After all, I am not clay, and there'll be no laying on of hands. He is over there, in his stiff chair, and I am here beside the mirror image of a girl with too many flaws to be offering up her body for the sake of art.
I don't know how to do it, but take my cue from the other thick figures in the fat stack of notebooks. Some--the notebooks and not the women--are so old they're held together with silver duct tape that, itself, is coming apart. Maybe the women, too.
Who were they? And where are they now? Where can I be? How long can I stay?
Heavy. If it weren't for these pillows, I might fall through the mattress. Vulnerable. I am thin as the skin on the inside of the wrist. You could daub perfume here, and the heat would set the scent on fire. I am a pulse with a voice who isn't using it right now. What would I say? There's discomfort in the draping over. I draw my knees up and am acutely aware that doing so will gather things I don't want gathered.
I am acutely aware.
I more than care about this man. That scary L word is a lozenge on my tongue. His black cat is settled into a sliver of light all magical-like. The windows are slightly parted, almost silent lips. The birds and lawnmowers that wake us have gone away, but there is the ganga cough of a neighbor and kids teaching themselves football while their parents play poker in kitchen chairs they've moved out on the fire escape.
The first time I took off my clothes, I tried to hide behind Bob Dylan. His grizzled mug stared up, and his nasal songs didn't sooth me. Today there will be no music, only the scratch of pencil across paper and the occasional sharpening. I think how delicate--those pencil shavings look like tiny skirts--petticoats edged in yellow. I'm trying too hard. They don't look like that at all. They are the remains. Or the beginning, depending on how you look at it.

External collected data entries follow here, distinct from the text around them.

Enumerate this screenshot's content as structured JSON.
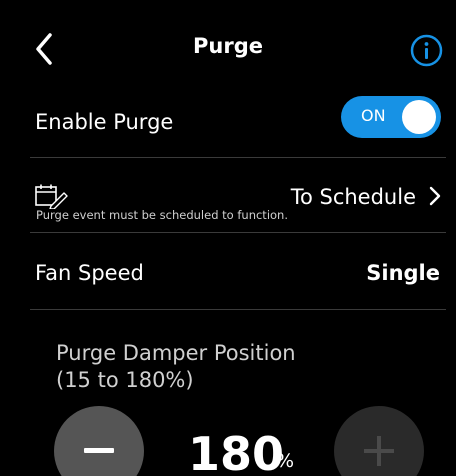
{
  "header": {
    "title": "Purge",
    "back_icon": "chevron-left-icon",
    "info_icon": "info-icon"
  },
  "enable_purge": {
    "label": "Enable Purge",
    "toggle_text": "ON",
    "toggle_state": true,
    "accent_color": "#1792e5"
  },
  "schedule": {
    "icon": "calendar-edit-icon",
    "link_text": "To Schedule",
    "chevron_icon": "chevron-right-icon",
    "note": "Purge event must be scheduled to function."
  },
  "fan_speed": {
    "label": "Fan Speed",
    "value": "Single"
  },
  "damper": {
    "title_line1": "Purge Damper Position",
    "title_line2": "(15 to 180%)",
    "value": "180",
    "unit": "%",
    "minus_icon": "minus-icon",
    "plus_icon": "plus-icon"
  }
}
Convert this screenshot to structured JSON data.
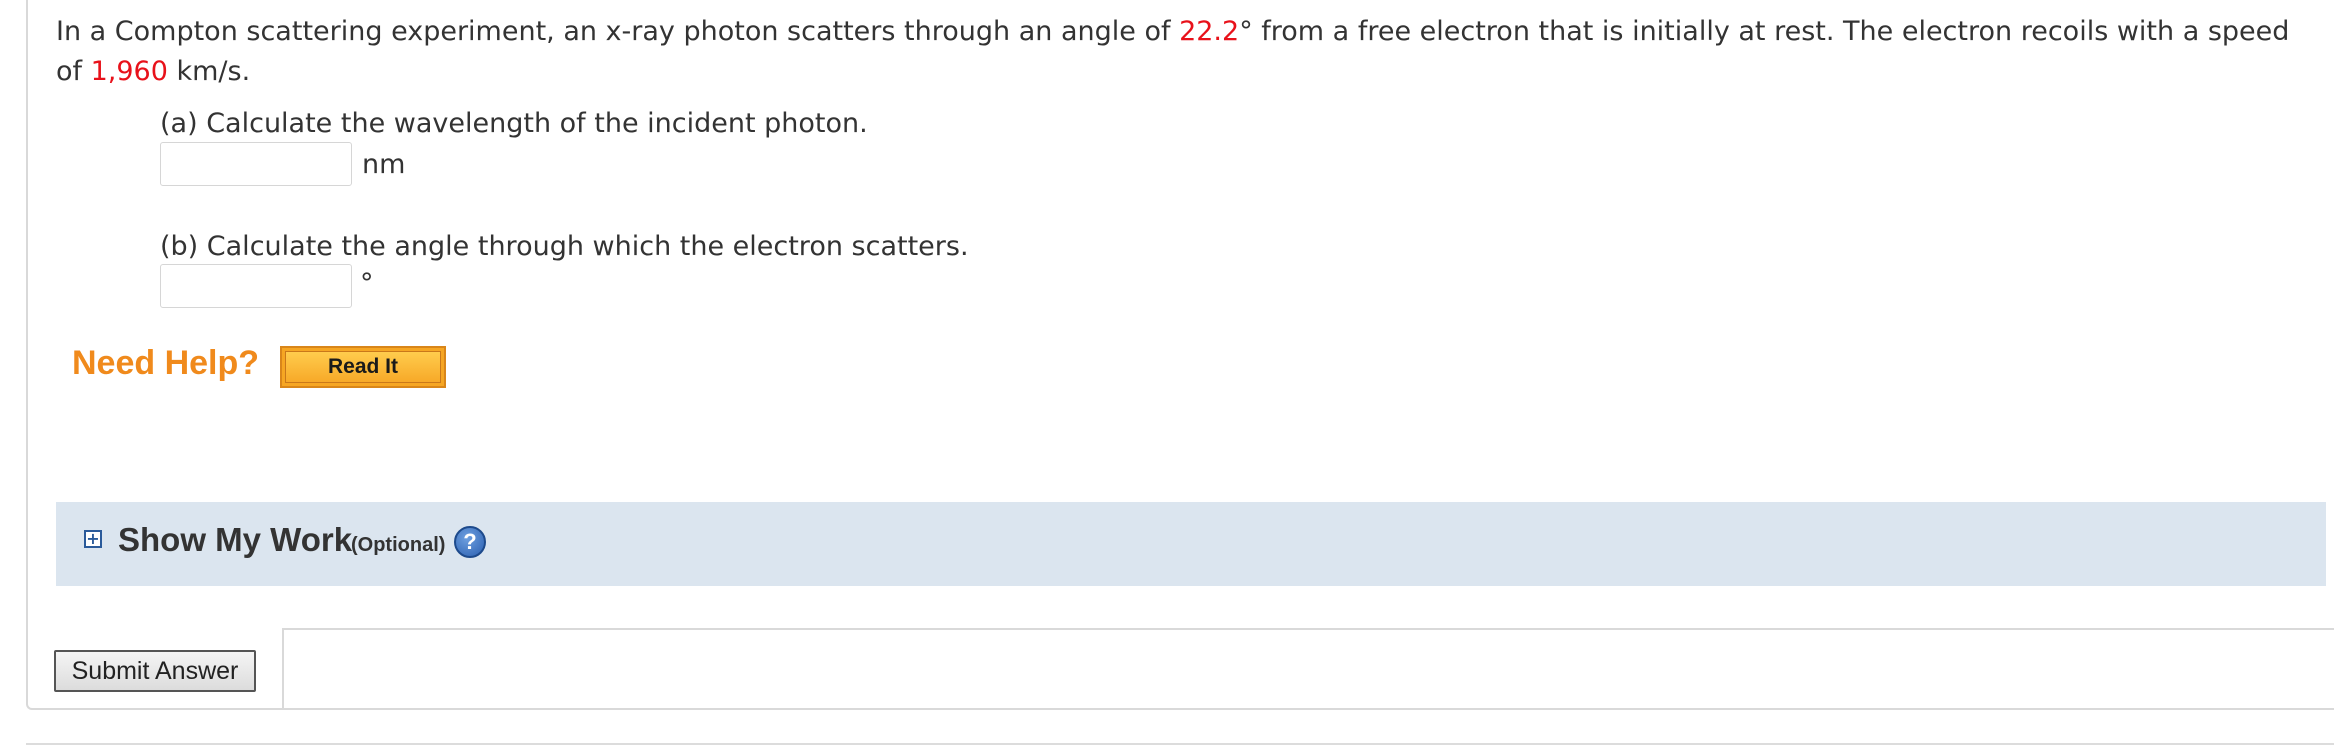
{
  "question": {
    "text_1": "In a Compton scattering experiment, an x-ray photon scatters through an angle of ",
    "angle_value": "22.2",
    "text_2": "° from a free electron that is initially at rest. The electron recoils with a speed of ",
    "speed_value": "1,960",
    "text_3": " km/s."
  },
  "parts": [
    {
      "label": "(a) Calculate the wavelength of the incident photon.",
      "unit": "nm",
      "value": ""
    },
    {
      "label": "(b) Calculate the angle through which the electron scatters.",
      "unit": "°",
      "value": ""
    }
  ],
  "help": {
    "need_help_label": "Need Help?",
    "read_it_label": "Read It"
  },
  "show_my_work": {
    "expand_icon": "+",
    "title": "Show My Work",
    "optional_label": "(Optional)",
    "help_icon": "?"
  },
  "submit": {
    "label": "Submit Answer"
  },
  "colors": {
    "given_value": "#e8111a",
    "need_help": "#f08a1c",
    "read_it_bg": "#f6a623",
    "panel_bg": "#dbe5ef"
  }
}
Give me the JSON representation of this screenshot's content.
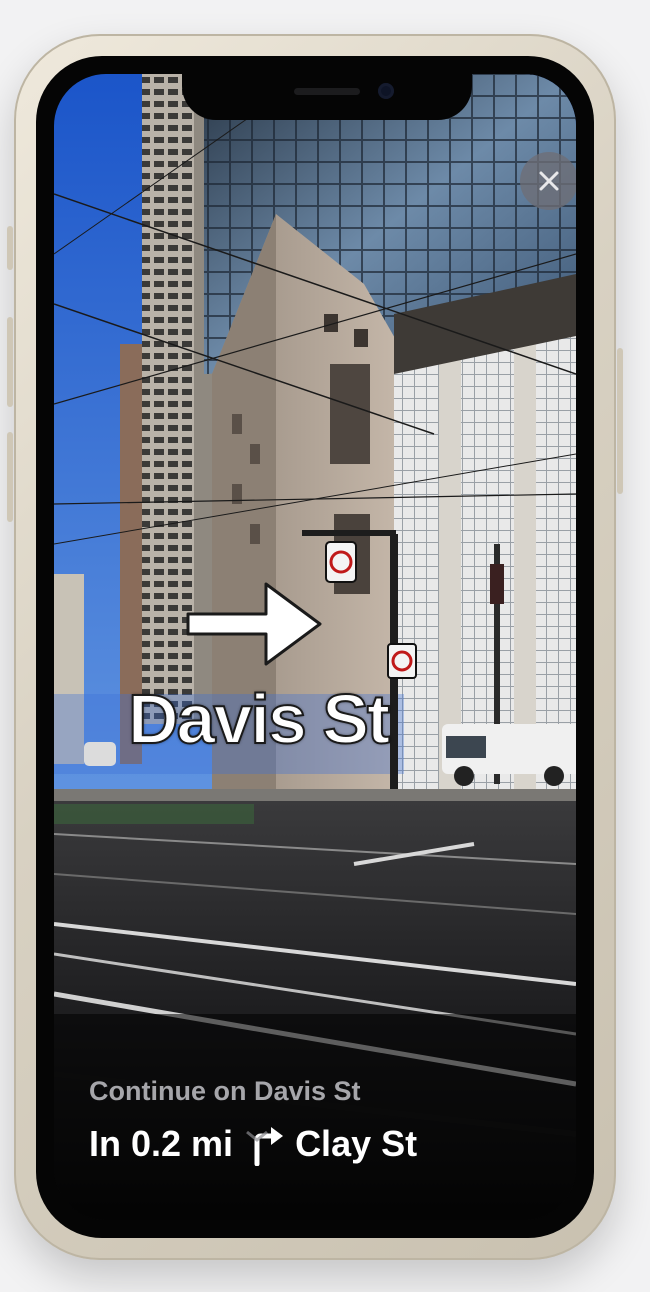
{
  "ar_overlay": {
    "street_label": "Davis St",
    "maneuver": "turn-right-arrow"
  },
  "close_button": {
    "icon": "close-icon"
  },
  "navigation": {
    "current_instruction": "Continue on Davis St",
    "next_distance": "In 0.2 mi",
    "next_turn_icon": "turn-right-icon",
    "next_street": "Clay St"
  },
  "colors": {
    "label_text": "#ffffff",
    "secondary_text": "#a6a6aa",
    "close_button_bg": "#6e6e76"
  }
}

How is he looking at me? I asked once, a stupid question, I know, and he talked about being more interested in negative space. He said he'd know just how to draw my proportions if he paid more attention to the painting behind me. It made sense.
If I had any talent at all, I'd draw him drawing me. I'd capture that question-mark eyebrow.
I'd incorporate the whole morning, with its coffee breath and hunger. Each day we spend together is a halo we wear above our heads. It's not that different from the cafe decorated with black and white portraits. We ate and looked each other in the eye and held hands across worn wood. Tab paid, we grabbed peppermints from a bowl beside the register, walked out into the noon glare with starbursts on our tongues, and that sweetness lingered, telling us all we needed to know.